5 thoughts on “iPhone GPS App Review Roundup”

  1. G-Maps East was the first GPS app that I purchased. The fact is that it works. However, it has some serious shortcomings. The most important is that G-Maps regularly makes nonsensical routing suggestions. If you did not know where you were or how to get where you are going G-Maps will get you there none the less. And if you did not know better, you might not be aware of how idiotic the route was that you took to get to your destination. However, if you do know where you are and where it is that you are going the routes often do not make much sense. Then again, if you know where you are and where you are going you probably would not use a GPS anyway.

    This flaw is not the end of the world. If you deviate from the suggested route G-Maps will effectively recalculate the route based on your deviation from the suggested route. I have played with the “Route Options” preferences without much improvement. But bottom line: G-Maps will get you to your destination.

    The quality of the voice that G-Maps uses is quite pleasant. Voice direction is timely yet not irritating. Unfortunately, the speakers on the iPhone are woefully inadequate for voice directions. It is almost impossible for me to hear the voice direction in my SUV. I have since purchased the Navigon app which has a volume control which when increased, makes Navigon much louder ( though still not loud enough). This is a feature that G-Maps might add in a future update.

    It is rumored that the TomTom Car Kit (when released) will work with other GPS apps. This could take care of the low volume problem. Another work around would be to use a FM transmitter to feed the audio voice direction through the car’s stereo. The problem with this solution is that you can listen to downloaded music using the iPod functions but you cannot listen to regular AM or FM radio.

    For many people, G-Maps is all that you need. I foresee the possibility of future updates which my correct some of its deficiencies of G-Maps, thus making it an even better value. As of now, the battle among the GPS app makers is on. In the end, the true winner will be the iPhone owner.

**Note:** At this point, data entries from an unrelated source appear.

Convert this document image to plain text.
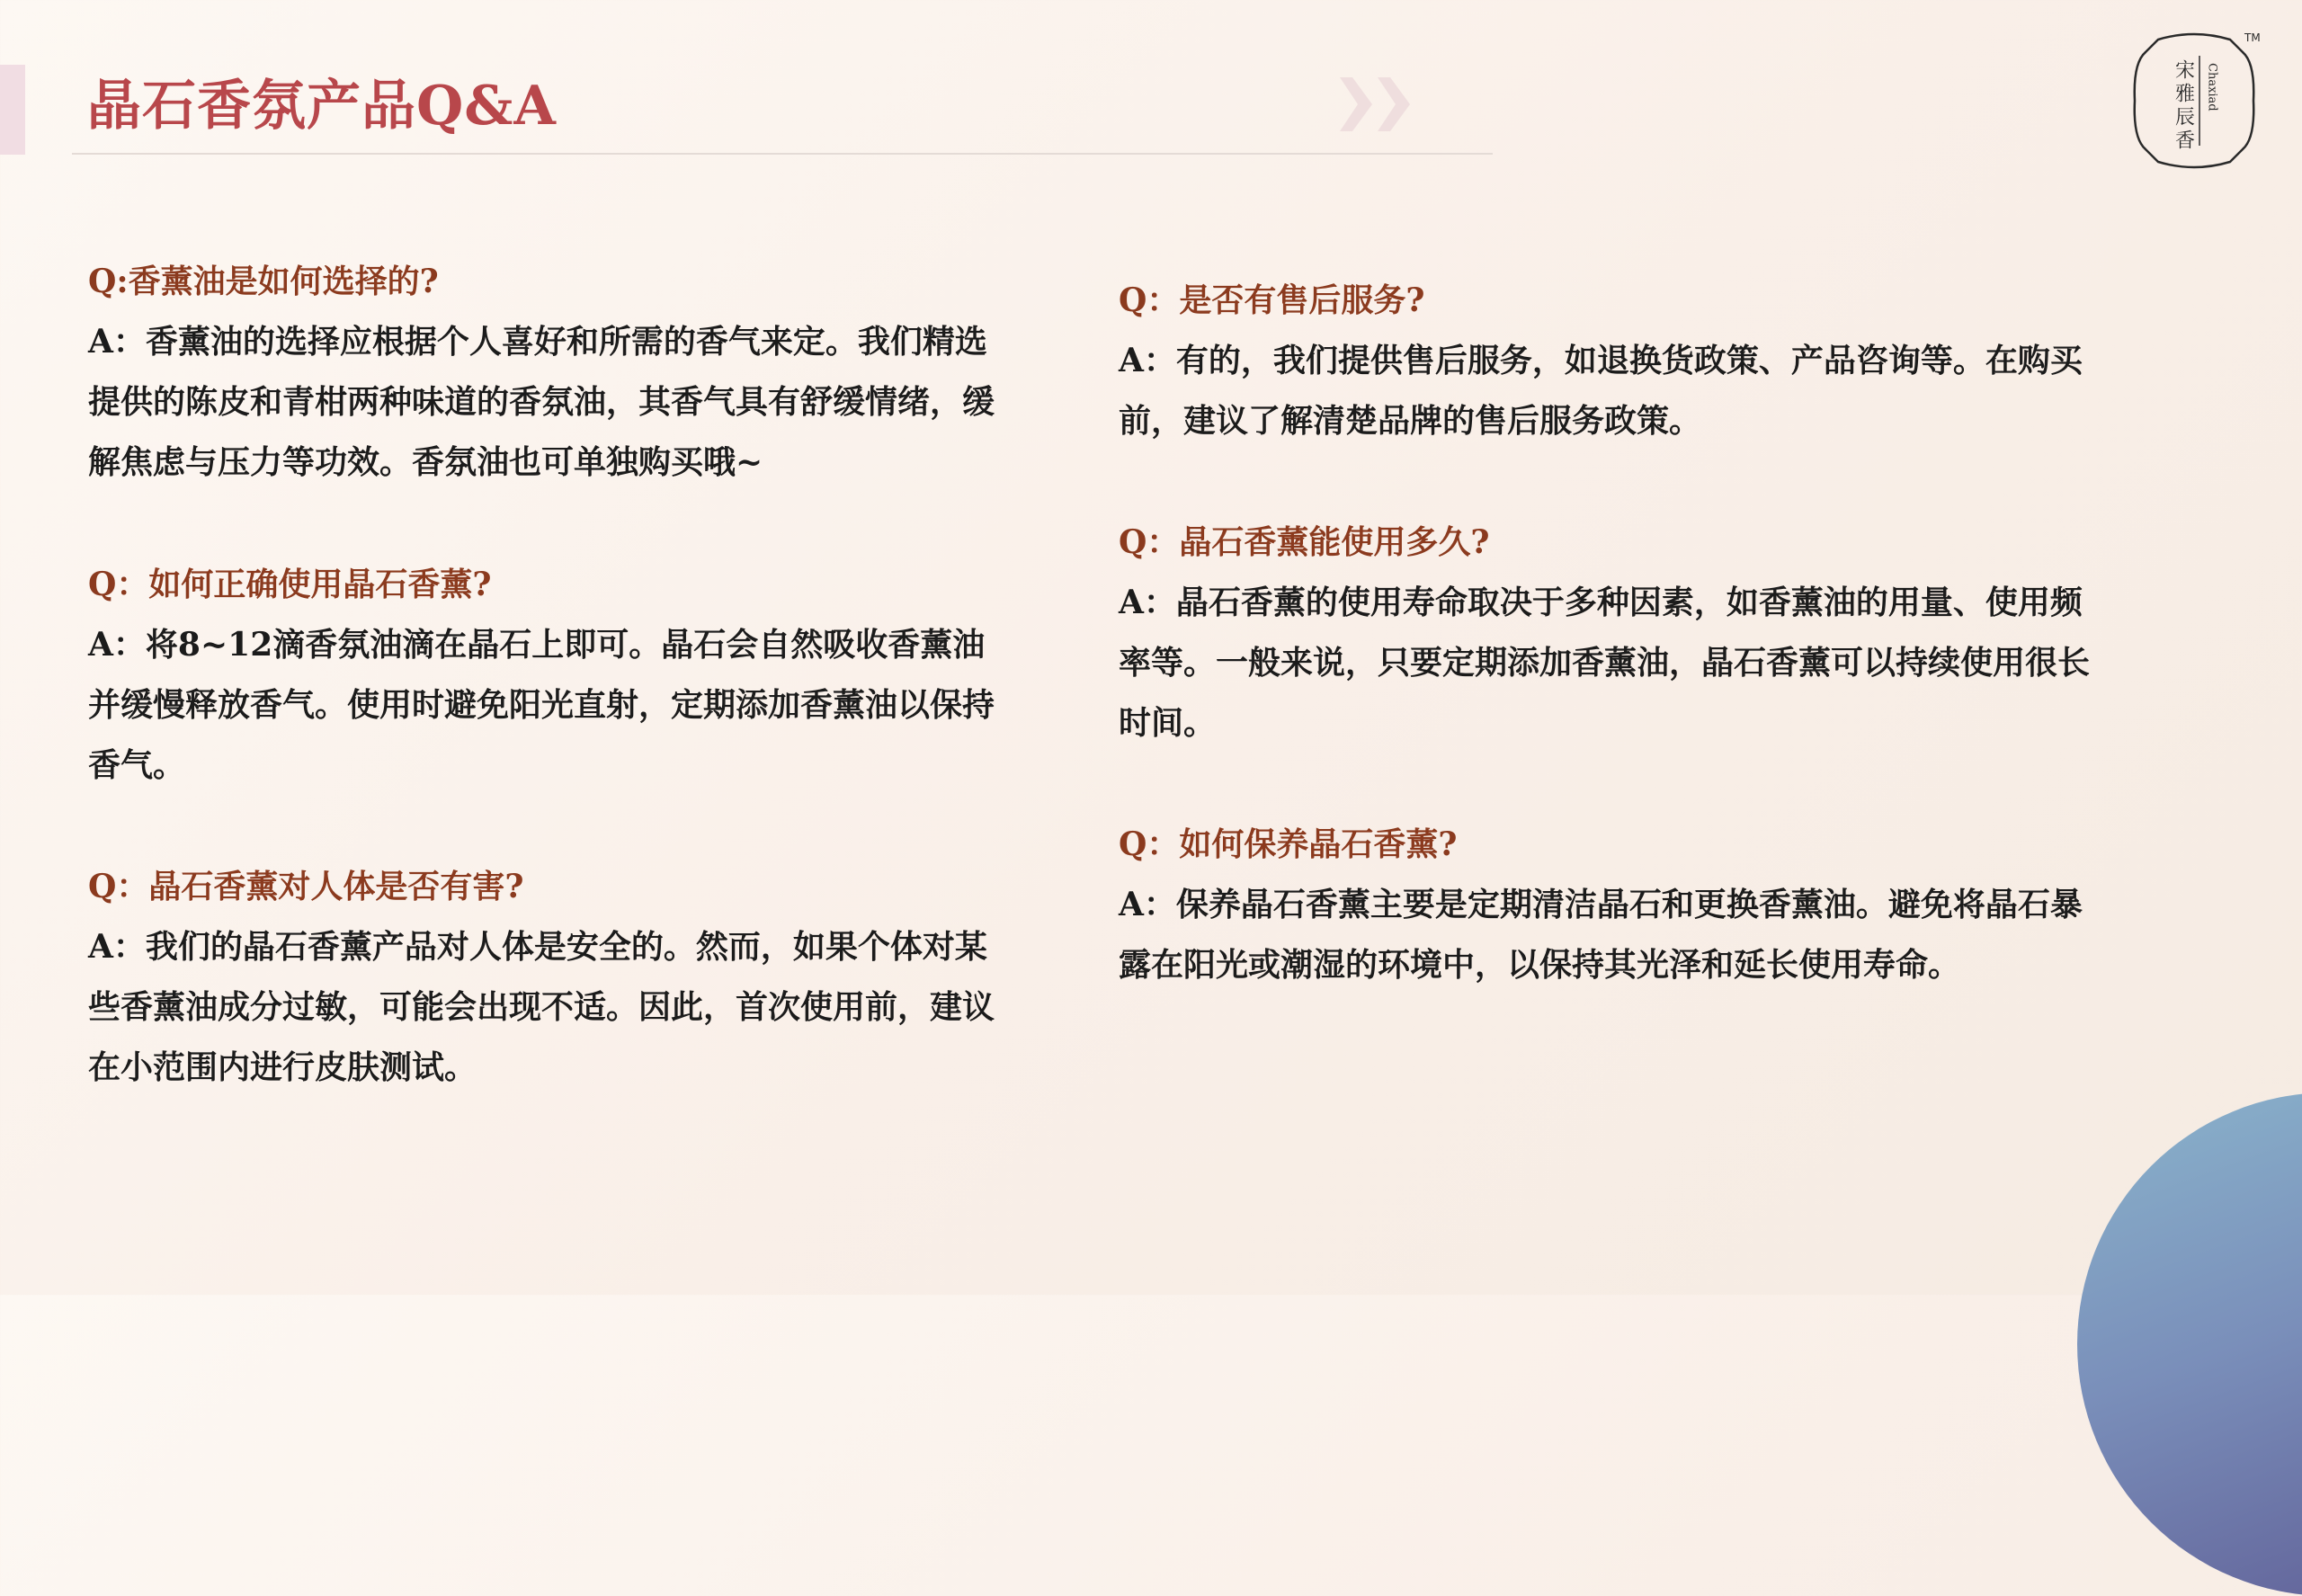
晶石香氛产品Q&A	宋雅辰香 Chaxiad
TM
Q:香薰油是如何选择的?
A：香薰油的选择应根据个人喜好和所需的香气来定。我们精选提供的陈皮和青柑两种味道的香氛油，其香气具有舒缓情绪，缓解焦虑与压力等功效。香氛油也可单独购买哦~
Q：如何正确使用晶石香薰?
A：将8~12滴香氛油滴在晶石上即可。晶石会自然吸收香薰油并缓慢释放香气。使用时避免阳光直射，定期添加香薰油以保持香气。
Q：晶石香薰对人体是否有害?
A：我们的晶石香薰产品对人体是安全的。然而，如果个体对某些香薰油成分过敏，可能会出现不适。因此，首次使用前，建议在小范围内进行皮肤测试。
Q：是否有售后服务?
A：有的，我们提供售后服务，如退换货政策、产品咨询等。在购买前，建议了解清楚品牌的售后服务政策。
Q：晶石香薰能使用多久?
A：晶石香薰的使用寿命取决于多种因素，如香薰油的用量、使用频率等。一般来说，只要定期添加香薰油，晶石香薰可以持续使用很长时间。
Q：如何保养晶石香薰?
A：保养晶石香薰主要是定期清洁晶石和更换香薰油。避免将晶石暴露在阳光或潮湿的环境中，以保持其光泽和延长使用寿命。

  2. I’ve also been using gmaps east for a few months. It’s definitely a worthwhile turn by turn gps device that could replace a standalone unit. Like the previous guy, I’ve noticed it makes some boneheaded routing decisions compared to my standalone garmin, but so did previous gen tomtoms. I really think tomtom and others should consider xmaps idea of breaking their north America map in half and charge half price. This would greatly increase sales and ease the space requirement a bit as well. As of now, there’s no way tomtom does enough better than gmaps to justify their price when I’ve already spent $35 on gmap east!

  3. I tried using G-map in a car where Garmin was also in use and Garmin was much more verbally informative. On a busy highway Garmin kept me in the correct lane for an upcoming turn rather than just telling me there was a turn coming up. Many intersections in (in New Jersey) require that you be in the right lane to make a left turn – I think they call it a jug handle turn. G-Map rarely prepared me for those krazy turns but Garmin did much better.

  4. Article miss-titled, should be SatNav App Review Roundup. A gps app is something completely different.